Turin, March 11th – In the hard-nosed world of funding for athletes, Jean Labonté still has a hard time believing it.
Labonté was at home near Ottawa two years ago when the telephone rang. On the line was his Team Canada Sledge Hockey teammate Paul Rosen with news that the Paralympic athletes would be receiving funding and support equal to that of able-bodied athletes in Canada.
“I said, “What? You’re kidding,” says Labonté. “I had to pinch myself.”
Hockey Canada had invited Sledge Hockey to become part of the national grassroots organization. For national team athletes like Labonté and Rosen, they joined the elite High Performance Program and were soon learning about nutrition, off-ice training techniques and working with sports psychologists.
They also no longer face hefty equipment costs. Until the change, such expenses came out of their pockets or simply remained dreams.
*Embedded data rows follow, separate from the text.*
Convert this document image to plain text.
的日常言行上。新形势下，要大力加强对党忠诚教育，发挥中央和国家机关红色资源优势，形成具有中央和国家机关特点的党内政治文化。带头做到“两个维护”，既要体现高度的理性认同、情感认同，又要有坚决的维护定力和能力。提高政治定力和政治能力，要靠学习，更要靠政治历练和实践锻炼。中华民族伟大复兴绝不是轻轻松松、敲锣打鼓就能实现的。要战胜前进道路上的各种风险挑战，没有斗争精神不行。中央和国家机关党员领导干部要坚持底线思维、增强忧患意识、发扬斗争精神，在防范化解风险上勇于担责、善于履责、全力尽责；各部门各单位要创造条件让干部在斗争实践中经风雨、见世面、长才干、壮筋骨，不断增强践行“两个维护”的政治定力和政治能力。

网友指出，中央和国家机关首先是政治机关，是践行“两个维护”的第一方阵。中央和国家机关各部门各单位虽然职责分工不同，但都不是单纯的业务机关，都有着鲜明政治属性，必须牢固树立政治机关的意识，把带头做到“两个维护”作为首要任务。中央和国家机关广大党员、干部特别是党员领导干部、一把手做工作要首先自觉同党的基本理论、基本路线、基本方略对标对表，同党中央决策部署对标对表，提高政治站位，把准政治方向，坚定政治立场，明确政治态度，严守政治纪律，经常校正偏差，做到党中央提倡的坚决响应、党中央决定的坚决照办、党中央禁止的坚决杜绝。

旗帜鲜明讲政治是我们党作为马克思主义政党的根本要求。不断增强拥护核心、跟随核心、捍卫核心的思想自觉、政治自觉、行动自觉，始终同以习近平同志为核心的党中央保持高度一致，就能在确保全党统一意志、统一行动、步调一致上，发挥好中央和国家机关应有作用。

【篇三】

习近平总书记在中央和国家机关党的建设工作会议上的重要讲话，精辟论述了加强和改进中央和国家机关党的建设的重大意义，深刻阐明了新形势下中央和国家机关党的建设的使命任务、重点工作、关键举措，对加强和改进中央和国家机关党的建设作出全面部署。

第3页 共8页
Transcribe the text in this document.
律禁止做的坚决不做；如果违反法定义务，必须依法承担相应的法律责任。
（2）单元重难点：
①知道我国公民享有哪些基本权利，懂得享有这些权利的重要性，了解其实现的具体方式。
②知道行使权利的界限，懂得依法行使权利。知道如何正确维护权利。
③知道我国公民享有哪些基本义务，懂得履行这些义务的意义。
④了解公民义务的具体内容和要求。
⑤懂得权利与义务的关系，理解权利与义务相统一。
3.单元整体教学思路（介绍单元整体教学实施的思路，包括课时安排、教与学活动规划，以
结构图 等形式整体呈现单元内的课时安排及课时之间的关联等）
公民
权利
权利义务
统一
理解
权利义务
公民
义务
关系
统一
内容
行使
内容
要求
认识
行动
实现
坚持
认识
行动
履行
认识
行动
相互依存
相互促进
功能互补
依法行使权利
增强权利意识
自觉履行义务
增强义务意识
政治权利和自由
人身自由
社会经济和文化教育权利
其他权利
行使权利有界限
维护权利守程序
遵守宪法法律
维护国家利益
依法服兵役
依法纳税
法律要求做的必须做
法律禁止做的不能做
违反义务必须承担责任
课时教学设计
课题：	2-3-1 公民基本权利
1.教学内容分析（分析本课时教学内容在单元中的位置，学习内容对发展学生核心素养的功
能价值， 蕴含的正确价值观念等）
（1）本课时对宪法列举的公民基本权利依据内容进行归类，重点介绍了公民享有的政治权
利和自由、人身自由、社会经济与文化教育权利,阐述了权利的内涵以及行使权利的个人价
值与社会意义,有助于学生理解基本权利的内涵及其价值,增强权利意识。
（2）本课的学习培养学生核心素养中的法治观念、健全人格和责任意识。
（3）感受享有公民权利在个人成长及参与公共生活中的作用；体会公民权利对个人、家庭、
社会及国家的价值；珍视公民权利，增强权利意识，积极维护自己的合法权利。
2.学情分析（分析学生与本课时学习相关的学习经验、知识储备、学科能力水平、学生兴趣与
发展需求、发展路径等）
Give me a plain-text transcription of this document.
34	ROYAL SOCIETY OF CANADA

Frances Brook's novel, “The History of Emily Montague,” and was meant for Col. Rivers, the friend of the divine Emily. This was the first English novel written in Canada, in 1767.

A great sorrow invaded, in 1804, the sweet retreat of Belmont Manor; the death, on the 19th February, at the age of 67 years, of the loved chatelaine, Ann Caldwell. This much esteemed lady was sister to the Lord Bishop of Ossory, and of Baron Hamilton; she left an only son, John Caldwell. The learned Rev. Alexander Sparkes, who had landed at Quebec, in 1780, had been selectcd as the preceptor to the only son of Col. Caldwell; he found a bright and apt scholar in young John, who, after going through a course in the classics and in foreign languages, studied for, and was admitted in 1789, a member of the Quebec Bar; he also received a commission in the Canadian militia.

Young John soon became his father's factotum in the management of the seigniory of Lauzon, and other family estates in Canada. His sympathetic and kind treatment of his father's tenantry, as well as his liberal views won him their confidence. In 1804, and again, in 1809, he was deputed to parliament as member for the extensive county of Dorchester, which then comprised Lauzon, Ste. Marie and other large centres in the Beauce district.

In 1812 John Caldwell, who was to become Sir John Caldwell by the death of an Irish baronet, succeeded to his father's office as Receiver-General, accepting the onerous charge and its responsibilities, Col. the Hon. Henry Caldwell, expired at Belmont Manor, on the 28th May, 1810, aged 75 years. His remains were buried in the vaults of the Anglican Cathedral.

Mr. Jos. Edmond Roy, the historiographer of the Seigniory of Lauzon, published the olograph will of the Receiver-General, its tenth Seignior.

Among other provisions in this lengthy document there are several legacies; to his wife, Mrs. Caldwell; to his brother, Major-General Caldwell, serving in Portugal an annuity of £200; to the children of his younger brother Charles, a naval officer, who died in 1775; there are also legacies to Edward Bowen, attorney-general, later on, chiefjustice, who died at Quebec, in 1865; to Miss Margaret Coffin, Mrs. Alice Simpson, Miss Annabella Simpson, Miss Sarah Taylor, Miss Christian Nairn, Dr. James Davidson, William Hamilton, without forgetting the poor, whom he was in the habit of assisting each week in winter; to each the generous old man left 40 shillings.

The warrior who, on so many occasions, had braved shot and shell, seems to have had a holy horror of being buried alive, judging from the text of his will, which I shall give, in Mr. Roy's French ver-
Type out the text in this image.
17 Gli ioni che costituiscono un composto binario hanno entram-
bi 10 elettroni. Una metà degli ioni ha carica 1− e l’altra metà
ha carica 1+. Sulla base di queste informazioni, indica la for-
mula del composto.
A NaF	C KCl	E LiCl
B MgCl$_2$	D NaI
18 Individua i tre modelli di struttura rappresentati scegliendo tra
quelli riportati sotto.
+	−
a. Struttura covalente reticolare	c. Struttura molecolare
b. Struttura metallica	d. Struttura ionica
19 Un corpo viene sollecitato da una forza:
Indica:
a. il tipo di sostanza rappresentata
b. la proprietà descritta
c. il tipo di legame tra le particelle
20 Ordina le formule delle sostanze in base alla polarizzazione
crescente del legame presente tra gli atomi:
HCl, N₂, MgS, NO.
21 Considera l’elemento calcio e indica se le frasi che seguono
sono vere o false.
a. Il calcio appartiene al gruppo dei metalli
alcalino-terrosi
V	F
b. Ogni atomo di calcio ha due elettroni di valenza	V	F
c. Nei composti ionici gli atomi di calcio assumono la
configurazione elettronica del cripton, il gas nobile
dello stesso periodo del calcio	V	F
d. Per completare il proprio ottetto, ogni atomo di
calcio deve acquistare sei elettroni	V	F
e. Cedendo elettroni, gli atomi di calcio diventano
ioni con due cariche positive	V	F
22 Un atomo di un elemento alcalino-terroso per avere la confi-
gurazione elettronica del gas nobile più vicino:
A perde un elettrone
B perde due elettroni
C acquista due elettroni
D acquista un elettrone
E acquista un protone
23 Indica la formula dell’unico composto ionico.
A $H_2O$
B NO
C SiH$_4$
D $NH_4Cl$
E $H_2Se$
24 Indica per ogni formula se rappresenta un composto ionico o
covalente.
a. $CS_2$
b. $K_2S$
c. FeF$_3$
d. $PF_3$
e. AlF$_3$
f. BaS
The Para-athletes also became what in Canada is known as “carded athletes” – and with that came a huge increase in funding from the Canadian government, à
“I still remember getting my first cheque in the mail,” said Labonté during a break at the Torino 2006 Paralympic Winter Games. “It changed everything. It changed the way our sport was perceived. Life has changed for the better.”
Hockey players enter Hockey Canada’s High Performance in their teens, and by the time they represent Canada on the world stage in competitions like the World Junior Championship, the Olympic Winter Games and the World Championship, they have grown accustomed to the pressures of having the weight of a hockey-mad country on their shoulders.
For sledge hockey players like Labonté, this is a brave new world, dealing with the expectations of a powerful national grassroots organization.
“Now when we come to events like this there are high expectations. Those expectations were there before but now they are a little different. It’s true we have to perform but we want to show we are worthy of the funding.”
Shaunna Taylor is the sports psychologist with the Canadian Sledge Hockey Team in Turin. She says Para-athletes like Labonté and Rosen don’t need a lot of motivation and they don’t feel any extra pressure because of the change in status.
“They are self-motivated,” said Taylor. “They want to set the bar for their sport.”
The support the Canadian athletes receive is in startling contrast to some of their opponents in Turin.
Norway head coach Morten Haglund said the biggest difference between playing at the World Championship and at the Paralympic Winter Games was that he did not have to pay for his flight to Turin.
Nathan Stephens of Great Britain drained his bank account of 1300 euros to get to the Paralympics.
Labonté knows he is fortunate.
“I do not know where I would be without this support. I spent about four years (after he lost his leg to cancer) wondering what to do with my life and then I found this sport. It changed my life and I am a better person because of it.”